When a solution of trisodium phosphate is added to a solution of a magnesium salt it gives a white precipitate of the normal orthophosphate Mg₂(PO₄)₂,7H₂O. If the trisodium salt be replaced by the ordinary salt, Na₂HPO₄, a precipitate is also formed, and MgHPO₄,7H₂O is obtained. It might be thought that the normal salt Mg₃(PO₄)₂ would be precipitated if disodium phosphate was added to ammonia and a salt of magnesium, but in reality ammonium magnesium orthophosphate, MgNH₄PO₄,6H₂O, is precipitated as a crystalline powder, which loses ammonia and water when ignited, and gives a pyrophosphate, Mg₂P₂O₇. This salt occurs in nature as the mineral struvite, and in various products of the changes of animal matter.
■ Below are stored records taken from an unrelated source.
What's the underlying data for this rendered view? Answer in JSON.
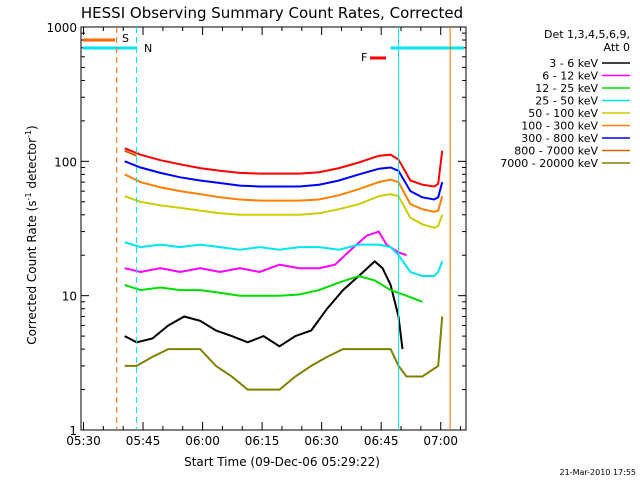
{
  "chart_data": {
    "type": "line",
    "title": "HESSI Observing Summary Count Rates, Corrected",
    "xlabel": "Start Time (09-Dec-06 05:29:22)",
    "ylabel_main": "Corrected Count Rate (s",
    "ylabel_sup1": "-1",
    "ylabel_mid": " detector",
    "ylabel_sup2": "-1",
    "ylabel_end": ")",
    "y_scale": "log",
    "ylim": [
      1,
      1000
    ],
    "xlim_minutes": [
      0,
      97
    ],
    "x_tick_labels": [
      "05:30",
      "05:45",
      "06:00",
      "06:15",
      "06:30",
      "06:45",
      "07:00"
    ],
    "x_tick_minutes": [
      0.63,
      15.63,
      30.63,
      45.63,
      60.63,
      75.63,
      90.63
    ],
    "y_tick_labels": [
      "1",
      "10",
      "100",
      "1000"
    ],
    "y_tick_values": [
      1,
      10,
      100,
      1000
    ],
    "legend_header_1": "Det 1,3,4,5,6,9,",
    "legend_header_2": "Att 0",
    "legend_placement": "right",
    "footer_date": "21-Mar-2010 17:55",
    "flag_labels": {
      "S": "S",
      "N": "N",
      "F": "F"
    },
    "flag_colors": {
      "S": "#ff6600",
      "N": "#00e5ee",
      "F": "#ff0000"
    },
    "data_start_minute": 11,
    "data_end_minute": 91,
    "night_start_minute": 0,
    "night_end_minute": 14,
    "saa_end_minute": 9,
    "series": [
      {
        "name": "3 - 6 keV",
        "color": "#000000",
        "x": [
          11,
          14,
          18,
          22,
          26,
          30,
          34,
          38,
          42,
          46,
          50,
          54,
          58,
          62,
          66,
          70,
          74,
          76,
          78,
          80,
          81
        ],
        "y": [
          5,
          4.5,
          4.8,
          6,
          7,
          6.5,
          5.5,
          5,
          4.5,
          5,
          4.2,
          5,
          5.5,
          8,
          11,
          14,
          18,
          16,
          12,
          7,
          4
        ]
      },
      {
        "name": "6 - 12 keV",
        "color": "#ff00ff",
        "x": [
          11,
          15,
          20,
          25,
          30,
          35,
          40,
          45,
          50,
          55,
          60,
          64,
          68,
          72,
          75,
          77,
          80,
          82
        ],
        "y": [
          16,
          15,
          16,
          15,
          16,
          15,
          16,
          15,
          17,
          16,
          16,
          17,
          22,
          28,
          30,
          24,
          21,
          20
        ]
      },
      {
        "name": "12 - 25 keV",
        "color": "#00dd00",
        "x": [
          11,
          15,
          20,
          25,
          30,
          35,
          40,
          45,
          50,
          55,
          60,
          65,
          70,
          74,
          78,
          82,
          86
        ],
        "y": [
          12,
          11,
          11.5,
          11,
          11,
          10.5,
          10,
          10,
          10,
          10.2,
          11,
          12.5,
          14,
          13,
          11,
          10,
          9
        ]
      },
      {
        "name": "25 - 50 keV",
        "color": "#00e5ee",
        "x": [
          11,
          15,
          20,
          25,
          30,
          35,
          40,
          45,
          50,
          55,
          60,
          65,
          70,
          75,
          78,
          80,
          83,
          86,
          89,
          90,
          91
        ],
        "y": [
          25,
          23,
          24,
          23,
          24,
          23,
          22,
          23,
          22,
          23,
          23,
          22,
          24,
          24,
          23,
          20,
          15,
          14,
          14,
          15,
          18
        ]
      },
      {
        "name": "50 - 100 keV",
        "color": "#cccc00",
        "x": [
          11,
          15,
          20,
          25,
          30,
          35,
          40,
          45,
          50,
          55,
          60,
          65,
          70,
          75,
          78,
          80,
          83,
          86,
          89,
          90,
          91
        ],
        "y": [
          55,
          50,
          47,
          45,
          43,
          41,
          40,
          40,
          40,
          40,
          41,
          44,
          48,
          55,
          57,
          55,
          38,
          34,
          32,
          33,
          40
        ]
      },
      {
        "name": "100 - 300 keV",
        "color": "#ff7f00",
        "x": [
          11,
          15,
          20,
          25,
          30,
          35,
          40,
          45,
          50,
          55,
          60,
          65,
          70,
          75,
          78,
          80,
          83,
          86,
          89,
          90,
          91
        ],
        "y": [
          80,
          70,
          64,
          60,
          57,
          54,
          52,
          51,
          51,
          51,
          52,
          56,
          62,
          70,
          73,
          70,
          48,
          44,
          42,
          43,
          55
        ]
      },
      {
        "name": "300 - 800 keV",
        "color": "#0000ff",
        "x": [
          11,
          15,
          20,
          25,
          30,
          35,
          40,
          45,
          50,
          55,
          60,
          65,
          70,
          75,
          78,
          80,
          83,
          86,
          89,
          90,
          91
        ],
        "y": [
          100,
          90,
          82,
          76,
          72,
          69,
          66,
          65,
          65,
          65,
          67,
          72,
          80,
          88,
          90,
          85,
          60,
          54,
          52,
          54,
          70
        ]
      },
      {
        "name": "800 - 7000 keV",
        "color": "#cc6600",
        "x": [
          11,
          14
        ],
        "y": [
          120,
          110
        ]
      },
      {
        "name": "7000 - 20000 keV",
        "color": "#808000",
        "x": [
          11,
          14,
          18,
          22,
          26,
          30,
          34,
          38,
          42,
          46,
          50,
          54,
          58,
          62,
          66,
          70,
          74,
          78,
          80,
          82,
          86,
          90,
          91
        ],
        "y": [
          3,
          3,
          3.5,
          4,
          4,
          4,
          3,
          2.5,
          2,
          2,
          2,
          2.5,
          3,
          3.5,
          4,
          4,
          4,
          4,
          3,
          2.5,
          2.5,
          3,
          7
        ]
      }
    ],
    "red_top": {
      "x": [
        11,
        15,
        20,
        25,
        30,
        35,
        40,
        45,
        50,
        55,
        60,
        65,
        70,
        75,
        78,
        80,
        83,
        86,
        89,
        90,
        91
      ],
      "y": [
        125,
        112,
        102,
        95,
        89,
        85,
        82,
        81,
        81,
        81,
        83,
        89,
        98,
        110,
        112,
        103,
        72,
        67,
        65,
        68,
        120
      ],
      "color": "#ff0000"
    }
  }
}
If we consider that the above salt parts with ammonia with difficulty, and that the corresponding salt of sodium is not formed under the same conditions (MgNaPO₄,9H₂O is obtained by the action of magnesia on disodium phosphate), if we turn our attention to the fact that the salts of calcium and barium do not form double salts as easily as magnesium, and remember that the salts of magnesium in general easily form double ammonium salts, we are led to think that this salt is not really a normal, but an acid salt, corresponding with Na₂HPO₄, in which Na₂ is replaced by the equivalent group NH₃Mg.